I don’t go see a lot of newer movies in the theater. This isn’t a blanket condemnation of current films—I realize there are some great ones out there and that some movies need to be seen on a big screen. But, in the end, I’d rather watch an old black-and-white Bogart or Errol Flynn movie than spend whatever absurd amount of money you gotta pay nowadays to go to the theater. Gee whiz, I wish my town had a revival theater.
Regardless, I may see the new film version of True Grit in the theater. If it comes close to doing the original book justice, it’ll be worth it.
Because the original book, written by Charles Portis in 1968, may very well be the best Western ever. By golly, it’s fun to read. And though the 1969 film version with John Wayne is a great movie, it doesn’t really fully capture the “voice” and humor of the novel.
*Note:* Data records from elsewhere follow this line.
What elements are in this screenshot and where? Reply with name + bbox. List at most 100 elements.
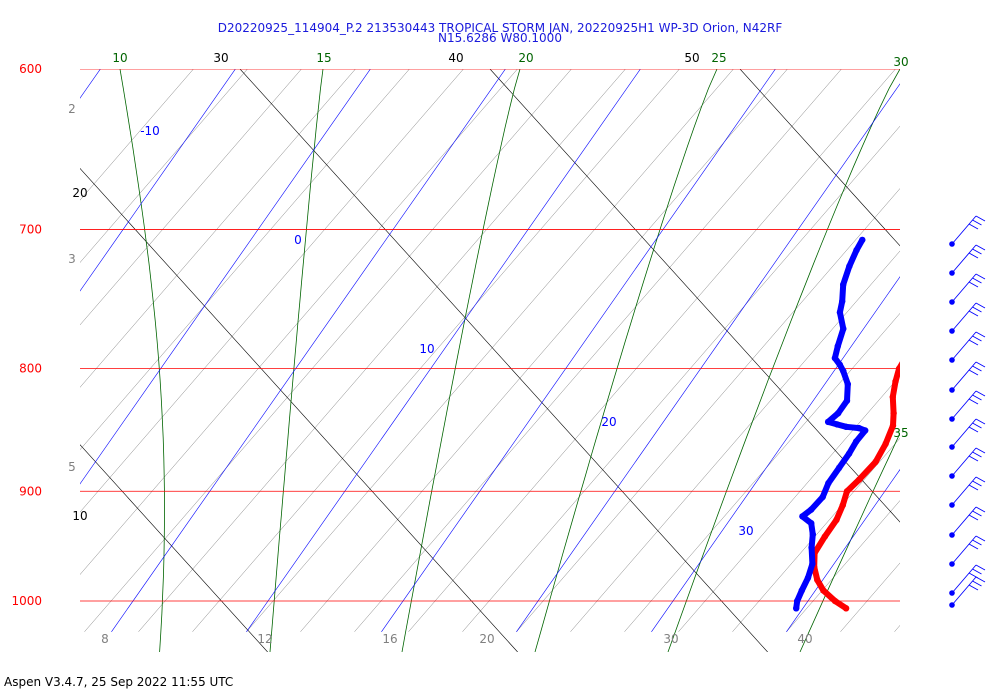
dewpoint-point — [843, 423, 850, 430]
wind-barb-flag — [972, 248, 982, 255]
wind-barb — [949, 576, 986, 608]
mixing-ratio-line — [516, 188, 900, 632]
dewpoint-point — [840, 281, 847, 288]
temperature-point — [909, 343, 915, 349]
wind-barb-staff — [951, 244, 977, 274]
wind-barb-staff — [951, 331, 977, 361]
wind-barb-flag — [968, 310, 979, 317]
moist-adiabat-line — [667, 69, 900, 652]
moist-adiabat-label: 25 — [711, 51, 726, 65]
mixing-ratio-line — [894, 624, 900, 632]
dewpoint-point — [844, 380, 851, 388]
isotherm-line — [381, 69, 776, 632]
dewpoint-point — [833, 421, 841, 428]
moist-adiabat-line — [799, 432, 900, 652]
temperature-point — [910, 312, 916, 318]
mixing-ratio-label: 40 — [797, 632, 812, 646]
wind-barb-flag — [968, 426, 979, 433]
wind-barb-flag — [968, 484, 979, 491]
temperature-point — [931, 256, 937, 262]
wind-barb-flag — [972, 277, 982, 284]
mixing-ratio-line — [840, 562, 900, 632]
wind-barb — [949, 447, 986, 479]
wind-barb-flag — [968, 398, 979, 405]
temperature-point — [833, 516, 840, 523]
dry-adiabat-line — [80, 444, 268, 652]
dewpoint-point — [835, 410, 842, 417]
moist-adiabat-label: 15 — [316, 51, 331, 65]
temperature-point — [904, 352, 910, 358]
wind-barb-flag — [975, 576, 986, 583]
dry-adiabat-label: 40 — [448, 51, 463, 65]
dewpoint-point — [835, 464, 843, 472]
wind-barb-flag — [975, 418, 986, 425]
wind-barb-staff — [951, 418, 977, 448]
wind-barb-flag — [968, 339, 979, 346]
pressure-label: 600 — [19, 62, 42, 76]
temperature-point — [909, 326, 915, 332]
dewpoint-point — [808, 544, 815, 551]
dewpoint-point — [794, 597, 801, 605]
temperature-point — [831, 597, 839, 605]
moist-adiabat-line — [119, 69, 165, 652]
dewpoint-point — [840, 325, 847, 332]
dewpoint-point — [793, 605, 800, 612]
wind-barb — [949, 302, 986, 334]
temperature-point — [872, 458, 879, 466]
dewpoint-point — [808, 506, 815, 513]
dewpoint-point — [859, 236, 866, 244]
dewpoint-point — [834, 343, 841, 350]
mixing-ratio-label: 8 — [101, 632, 109, 646]
data-series — [793, 235, 946, 612]
wind-barbs — [949, 215, 986, 608]
dewpoint-point — [804, 574, 812, 581]
wind-barb-flag — [972, 335, 982, 342]
wind-barb-staff — [951, 506, 977, 536]
chart-subtitle: N15.6286 W80.1000 — [438, 31, 562, 45]
moist-adiabat-label: 30 — [893, 55, 908, 69]
isotherm-line — [786, 469, 900, 632]
dewpoint-point — [845, 450, 853, 457]
mixing-ratio-line — [570, 250, 900, 632]
temperature-point — [895, 365, 900, 372]
moist-adiabat-line — [401, 69, 521, 652]
wind-barb-flag — [968, 252, 979, 259]
dry-adiabat-label: 30 — [213, 51, 228, 65]
wind-barb — [949, 564, 986, 596]
mixing-ratio-label: 3 — [68, 252, 76, 266]
moist-adiabat-label: 20 — [518, 51, 533, 65]
temperature-point — [911, 334, 917, 340]
moist-adiabat-line — [534, 69, 718, 652]
dewpoint-point — [862, 427, 869, 434]
wind-barb-flag — [975, 244, 986, 251]
mixing-ratio-line — [462, 125, 900, 632]
pressure-label: 800 — [19, 362, 42, 376]
wind-barb-flag — [975, 302, 986, 309]
temperature-point — [940, 235, 946, 241]
dry-adiabat-line — [0, 69, 18, 652]
temperature-point — [856, 476, 863, 483]
isotherm-line — [651, 276, 900, 632]
moist-adiabat-label: 10 — [112, 51, 127, 65]
wind-barb-flag — [972, 510, 982, 517]
wind-barb-flag — [975, 447, 986, 454]
mixing-ratio-line — [408, 69, 896, 632]
moist-adiabat-line — [269, 69, 324, 652]
wind-barb — [949, 476, 986, 508]
moist-adiabat-label: 35 — [893, 426, 908, 440]
wind-barb-staff — [951, 361, 977, 391]
dewpoint-point — [809, 531, 816, 538]
wind-barb-flag — [975, 390, 986, 397]
mixing-ratio-line — [624, 312, 900, 632]
mixing-ratio-line — [80, 69, 410, 451]
wind-barb — [949, 506, 986, 538]
wind-barb — [949, 418, 986, 450]
temperature-point — [843, 488, 851, 495]
wind-barb-flag — [972, 394, 982, 401]
dewpoint-point — [840, 368, 847, 375]
dewpoint-point — [836, 309, 844, 316]
wind-barb — [949, 390, 986, 422]
mixing-ratio-line — [138, 69, 626, 632]
wind-barb-staff — [951, 273, 977, 303]
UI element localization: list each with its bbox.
You see, the novel is narrated by Mattie Ross, an elderly woman who is recounting her childhood adventure in the Old West. Mattie’s dad is murdered and she hires a tough, one-eyed, mildly sociopathic Federal Marshall named Rooster Cogburn to find the killer. She rides along, as does a vain Texas Ranger named LaBeauf (pronounced, by the way, “La Beef”). She slowly earns their grudging respect and the violent and often drunk Cogburn eventually gets to exhibit something close to real chivalry because of her.
And Mattie’s prim, pretentious style of storytelling is just beautiful, full of delightful prose and dialogue that’s so much pure joy to read it can send shivers down your spine. She tells the story in a more-or-less straightforward manner, though she can occasionally digress for a paragraph or two (telling us, for instance, the difference between a Cumberland Presbyterian church and the Southern Presbyterian church), but these digressions just help define Mattie for us. Even at fourteen, she’s smart, diligent, devout. a tad self-righteous, and something of a tightwad. And, it turns out, she has grit!
She needs grit, too. Especially during the book’s climax, involving a broken arm and a pit full of rattlesnakes.
True Grit is a tribute to the flexibility and beauty of the English language. I’ve re-read it maybe eight times and have as much fun with it as I did the first time with every successive reading.
He said, “I just received word that a young girl fell head first into a fifty-foot well on the Towson River. I though perhaps it was you.”
“Five hundred dollars is mightly little for a man that killed a senator.”
“Bibbs was a little senator,” said LaBeauf.
“Quincy was always square with me,” said Moon. “He never played me false until he killed me.”
“I want him to know he is being punished for killing my father. It’s nothing to me how many dogs and fat men he killed in Texas.”
Rooster said, “I mean to kill you in one minute, Ned, or see you hanged in Fort Smith at Judge Parker’s convenience! Which will you have?”
How can you not love dialogue like that?